Consequently, in doing so, we risk becoming bad friends. Good friendships depend on a mutual exchange of authentic expression, and if we fictitiously portray ourselves as being absolutely indifferent and immune to negativity, our friends may not feel comfortable enough to discuss with us their (once again, rather normal, healthy) negative emotions. Moreover, it is unbelievably selfish, I think, to (whether directly or indirectly) abandon our friends at their lowest points merely in order to fulfil our own unrealistic expectations of being surrounded by exclusively ‘positive chakras’.

There is no need to apologise for not smiling all of the time. Neutrality and negativity are essential components in any healthy emotional mind-set, and being real about such emotions is better than being dismissive and avoidant. Furthermore, oftentimes, responding to others’ occasional expressions of dispiritedness with well-meaning exclamations of “You’ll get over it!” or “Just be happy!” or “Good vibes only!” is comparable to endeavouring to treat deep and grotesque wounds with… little Peppa Pig plasters. When left unsubstantiated, these plasters of unhelpful advice are decorative and futile.

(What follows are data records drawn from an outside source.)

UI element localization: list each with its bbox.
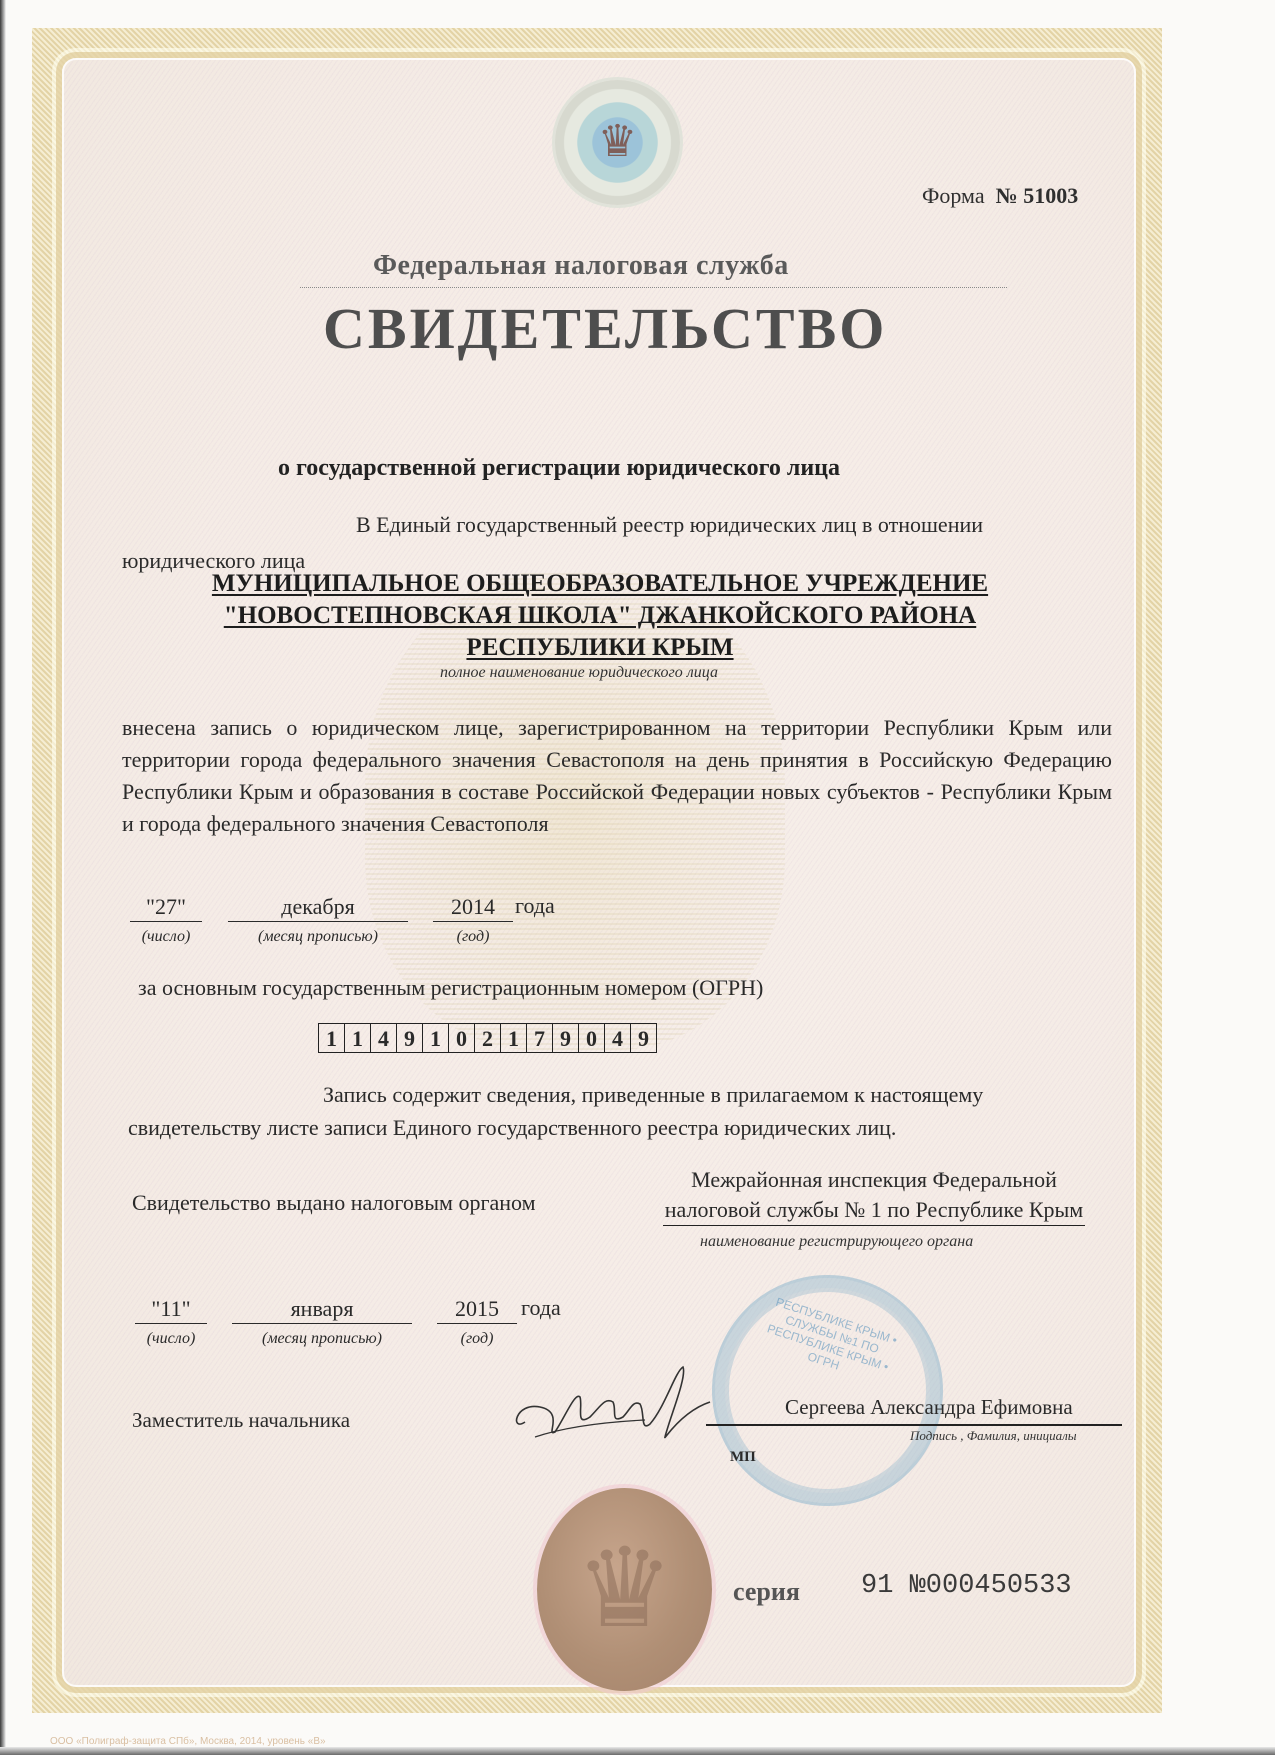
scan-bottom-edge <box>0 1747 1275 1755</box>
record-contains-line-2: свидетельству листе записи Единого госуд… <box>128 1115 896 1141</box>
authority-line-2: налоговой службы № 1 по Республике Крым <box>663 1195 1085 1226</box>
ogrn-digit: 9 <box>631 1024 656 1052</box>
stamp-text: РЕСПУБЛИКЕ КРЫМ • СЛУЖБЫ №1 ПО РЕСПУБЛИК… <box>750 1291 910 1391</box>
series-label: серия <box>733 1577 800 1607</box>
signatory-name: Сергеева Александра Ефимовна <box>785 1395 1073 1420</box>
issue-year-suffix: года <box>521 1295 561 1321</box>
signatory-position: Заместитель начальника <box>132 1408 350 1433</box>
signature-caption: Подпись , Фамилия, инициалы <box>910 1428 1077 1444</box>
record-month-caption: (месяц прописью) <box>228 928 408 946</box>
ogrn-number: 1149102179049 <box>318 1023 657 1053</box>
issue-day-caption: (число) <box>135 1330 207 1348</box>
organization-name: МУНИЦИПАЛЬНОЕ ОБЩЕОБРАЗОВАТЕЛЬНОЕ УЧРЕЖД… <box>120 568 1080 664</box>
record-paragraph: внесена запись о юридическом лице, зарег… <box>122 712 1112 840</box>
ogrn-digit: 9 <box>553 1024 579 1052</box>
issue-day: "11" <box>135 1295 207 1324</box>
ogrn-label: за основным государственным регистрацион… <box>138 975 763 1001</box>
form-number-value: № 51003 <box>996 183 1079 208</box>
issue-year: 2015 <box>437 1295 517 1324</box>
record-year-suffix: года <box>515 893 555 919</box>
double-headed-eagle-icon: ♛ <box>595 114 640 169</box>
organization-caption: полное наименование юридического лица <box>440 664 718 682</box>
record-year: 2014 <box>433 893 513 922</box>
record-day: "27" <box>130 893 202 922</box>
document-subtitle: о государственной регистрации юридическо… <box>278 455 840 482</box>
ogrn-digit: 0 <box>579 1024 605 1052</box>
signature-icon <box>505 1362 720 1447</box>
ogrn-digit: 9 <box>397 1024 423 1052</box>
issue-month-caption: (месяц прописью) <box>232 1330 412 1348</box>
gold-emblem-seal-icon: ♛ <box>537 1488 712 1691</box>
org-name-line: "НОВОСТЕПНОВСКАЯ ШКОЛА" ДЖАНКОЙСКОГО РАЙ… <box>120 600 1080 632</box>
document-title: СВИДЕТЕЛЬСТВО <box>323 295 887 362</box>
org-name-line: МУНИЦИПАЛЬНОЕ ОБЩЕОБРАЗОВАТЕЛЬНОЕ УЧРЕЖД… <box>120 568 1080 600</box>
agency-name: Федеральная налоговая служба <box>373 250 789 282</box>
ogrn-digit: 2 <box>475 1024 501 1052</box>
form-label: Форма <box>922 183 985 208</box>
record-year-caption: (год) <box>433 928 513 946</box>
ogrn-digit: 7 <box>527 1024 553 1052</box>
signature-line <box>706 1424 1122 1426</box>
printer-imprint: ООО «Полиграф-защита СПб», Москва, 2014,… <box>50 1736 326 1747</box>
scan-edge <box>0 0 6 1755</box>
issuing-authority: Межрайонная инспекция Федеральной налого… <box>620 1165 1128 1226</box>
stamp-place-label: МП <box>730 1449 756 1466</box>
series-number: 91 №000450533 <box>861 1571 1072 1601</box>
ogrn-digit: 1 <box>501 1024 527 1052</box>
record-month: декабря <box>228 893 408 922</box>
intro-line-1: В Единый государственный реестр юридичес… <box>356 512 983 538</box>
official-stamp-icon: РЕСПУБЛИКЕ КРЫМ • СЛУЖБЫ №1 ПО РЕСПУБЛИК… <box>712 1275 943 1506</box>
ogrn-digit: 1 <box>319 1024 345 1052</box>
org-name-line: РЕСПУБЛИКИ КРЫМ <box>120 632 1080 664</box>
ogrn-digit: 1 <box>423 1024 449 1052</box>
ogrn-digit: 4 <box>605 1024 631 1052</box>
ogrn-digit: 0 <box>449 1024 475 1052</box>
authority-caption: наименование регистрирующего органа <box>700 1233 973 1251</box>
hologram-emblem-icon: ♛ <box>555 80 680 205</box>
issue-year-caption: (год) <box>437 1330 517 1348</box>
ogrn-digit: 4 <box>371 1024 397 1052</box>
agency-divider <box>300 287 1007 288</box>
ogrn-digit: 1 <box>345 1024 371 1052</box>
issue-month: января <box>232 1295 412 1324</box>
form-number: Форма № 51003 <box>922 183 1078 209</box>
issued-by-label: Свидетельство выдано налоговым органом <box>132 1190 536 1216</box>
coat-of-arms-icon: ♛ <box>537 1488 712 1691</box>
record-contains-line-1: Запись содержит сведения, приведенные в … <box>323 1082 983 1108</box>
record-day-caption: (число) <box>130 928 202 946</box>
authority-line-1: Межрайонная инспекция Федеральной <box>620 1165 1128 1195</box>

Granted, the toxically positive tend to have good intentions: they simply do not want to feel or indulge in any negative emotions whatsoever, nor do they want to accidentally absorb anybody else’s ‘toxicity’. Negativity in its extreme forms is damaging, but it is by no means an intrinsically toxic thing to experience. We all feel such emotions, and we do so for a reason; our brains are alerted to the fact that something is wrong, and, thus, that something needs to be done about it. And this is where friends return to the equation. Of course, we cannot expect too much from our friends emotionally; they do have their own lives and issues to tend to. But it is not immoderate nor audacious to expect our friends to help us combat our negative thoughts – at least some of them, some of the time. Unfortunately, some (notably, usually the ones who have not yet learnt to embrace and deal with their negative emotions in a healthy manner) turn away at the first signs of negativity in others. They are trying to protect ‘their vibe’ (whilst simultaneously concealing their own neglected emotional abysses) and come to perceive the victim as a villain attempting to infiltrate their own sphere of positive energy. Yes, emotional vampires certainly do exist and are unpleasant to constantly be around, but it is not healthy at all to expect ourselves nor others to be fully okay all of the time.

And, truth be told, the excessively, toxically ‘positive’ are just as irritating and unhelpful as their toxically negative counterparts.